MILAN — A strong performance by the Tod’s and Hogan brands, significant growth of the leather goods and accessories categories and a hefty hike in sales in the Asian market bolstered first-quarter profits and sales at Tod’s Group.
The Italian luxury goods company said Wednesday that net income shot up 163 percent to 12.5 million euros, or $16.4 million, on a sales gain of 33 percent to 140.4 million euros, or $184.3 million. Dollar figures are at the average exchange rate.
The company said first-quarter results were not affected by currency fluctuations. At constant exchange rates, sales would have grown 34 percent to 141.5 million euros, or $185.7 million. Earnings before interests and taxes more than doubled, growing 157 percent to 20.1 million euros, or $26.4 million. The company attributed this growth to operating leverage, controlling costs and a “normalization of investments.” In the first quarter this year, the company invested 4.7 million euros, or about $6 million, compared with 8.8 million euros, or $11 million, in the same period last year.
Diego Della Valle, chairman and chief executive officer of the group, said in a statement that results were “very satisfactory,” and that they confirmed “the full success of our collections in all product categories and across all markets, further emphasizing the respect our consumers have for all of our brands.”
The Tod’s nameplate remains the group’s cash cow, generating more than half of its sales, growing 30.9 percent at current exchange rates in the period and accounting for 54.7 percent of sales. Hogan sales advanced 38.6 percent, accounting for 28.6 percent of total revenues. The apparel division under the Fay brand remains a small category for the group, accounting for 14.5 percent of sales, but it, too, posted a 28.4 year-over-year gain.

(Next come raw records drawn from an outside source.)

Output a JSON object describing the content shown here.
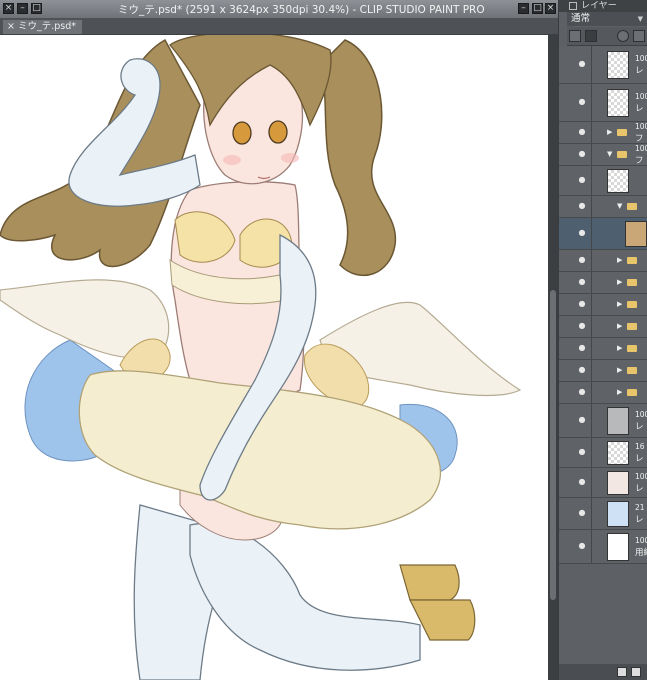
{
  "titlebar": {
    "title": "ミウ_テ.psd* (2591 x 3624px 350dpi 30.4%) - CLIP STUDIO PAINT PRO"
  },
  "document_tab": {
    "label": "ミウ_テ.psd*",
    "close_glyph": "×"
  },
  "layer_panel": {
    "header_title": "レイヤー",
    "blend_mode": "通常",
    "layers": [
      {
        "opacity": "100",
        "name": "レ",
        "kind": "raster",
        "thumb": "checker"
      },
      {
        "opacity": "100",
        "name": "レ",
        "kind": "raster",
        "thumb": "checker"
      },
      {
        "opacity": "100",
        "name": "フ",
        "kind": "folder",
        "expanded": false
      },
      {
        "opacity": "100",
        "name": "フ",
        "kind": "folder",
        "expanded": true
      },
      {
        "opacity": "",
        "name": "",
        "kind": "raster",
        "thumb": "checker"
      },
      {
        "opacity": "",
        "name": "",
        "kind": "subfolder",
        "expanded": true
      },
      {
        "opacity": "",
        "name": "",
        "kind": "raster",
        "thumb": "figure",
        "selected": true
      },
      {
        "opacity": "",
        "name": "",
        "kind": "subfolder",
        "expanded": false
      },
      {
        "opacity": "",
        "name": "",
        "kind": "subfolder",
        "expanded": false
      },
      {
        "opacity": "",
        "name": "",
        "kind": "subfolder",
        "expanded": false
      },
      {
        "opacity": "",
        "name": "",
        "kind": "subfolder",
        "expanded": false
      },
      {
        "opacity": "",
        "name": "",
        "kind": "subfolder",
        "expanded": false
      },
      {
        "opacity": "",
        "name": "",
        "kind": "subfolder",
        "expanded": false
      },
      {
        "opacity": "",
        "name": "",
        "kind": "subfolder",
        "expanded": false
      },
      {
        "opacity": "100",
        "name": "レ",
        "kind": "raster",
        "thumb": "gray"
      },
      {
        "opacity": "16",
        "name": "レ",
        "kind": "raster",
        "thumb": "checker"
      },
      {
        "opacity": "100",
        "name": "レ",
        "kind": "raster",
        "thumb": "sketch"
      },
      {
        "opacity": "21",
        "name": "レ",
        "kind": "raster",
        "thumb": "blue"
      },
      {
        "opacity": "100",
        "name": "用紙",
        "kind": "paper",
        "thumb": "white"
      }
    ]
  },
  "icons": {
    "eye": "eye-icon",
    "folder": "folder-icon"
  },
  "colors": {
    "hair": "#a88f5c",
    "skin": "#fbe6df",
    "gloves": "#eaf2f8",
    "cream": "#f5edcf",
    "blue_petticoat": "#9fc4ec",
    "gold": "#d9b96a"
  }
}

By category, shoes continued to be the group’s most profitable division, accounting for 65.8 percent of sales, and growing 31.2 percent compared with the same period last year. That said, leather goods and accessories grew even more, as the group reported a 40.5 percent growth in this category, which accounted for 20 percent of sales. “This result is fully in line with the group’s strategy to reinforce the offer of leather accessories and confirms the full success gained by these recently introduced products among our customers,” said the statement.
This story first appeared in the May 12, 2005 issue of WWD. Subscribe Today.
On a geographical basis, all markets posted double-digit growth rates. While citing a challenging economy, the company said Europe’s performance was “excellent.” Sales grew 35.9 percent in Italy, the main market, and 29.9 percent in the rest of Europe. Tod’s underscored that the 13.3 percent growth in the U.S. was influenced by the strong euro-to-dollar conversion. Net of this impact, sales would have grown 18.7 percent. Tod’s said a 48.8 percent growth in Asia “confirmed the huge potential the group has in that area.” At constant exchange rates, sales would have grown 52.5 percent.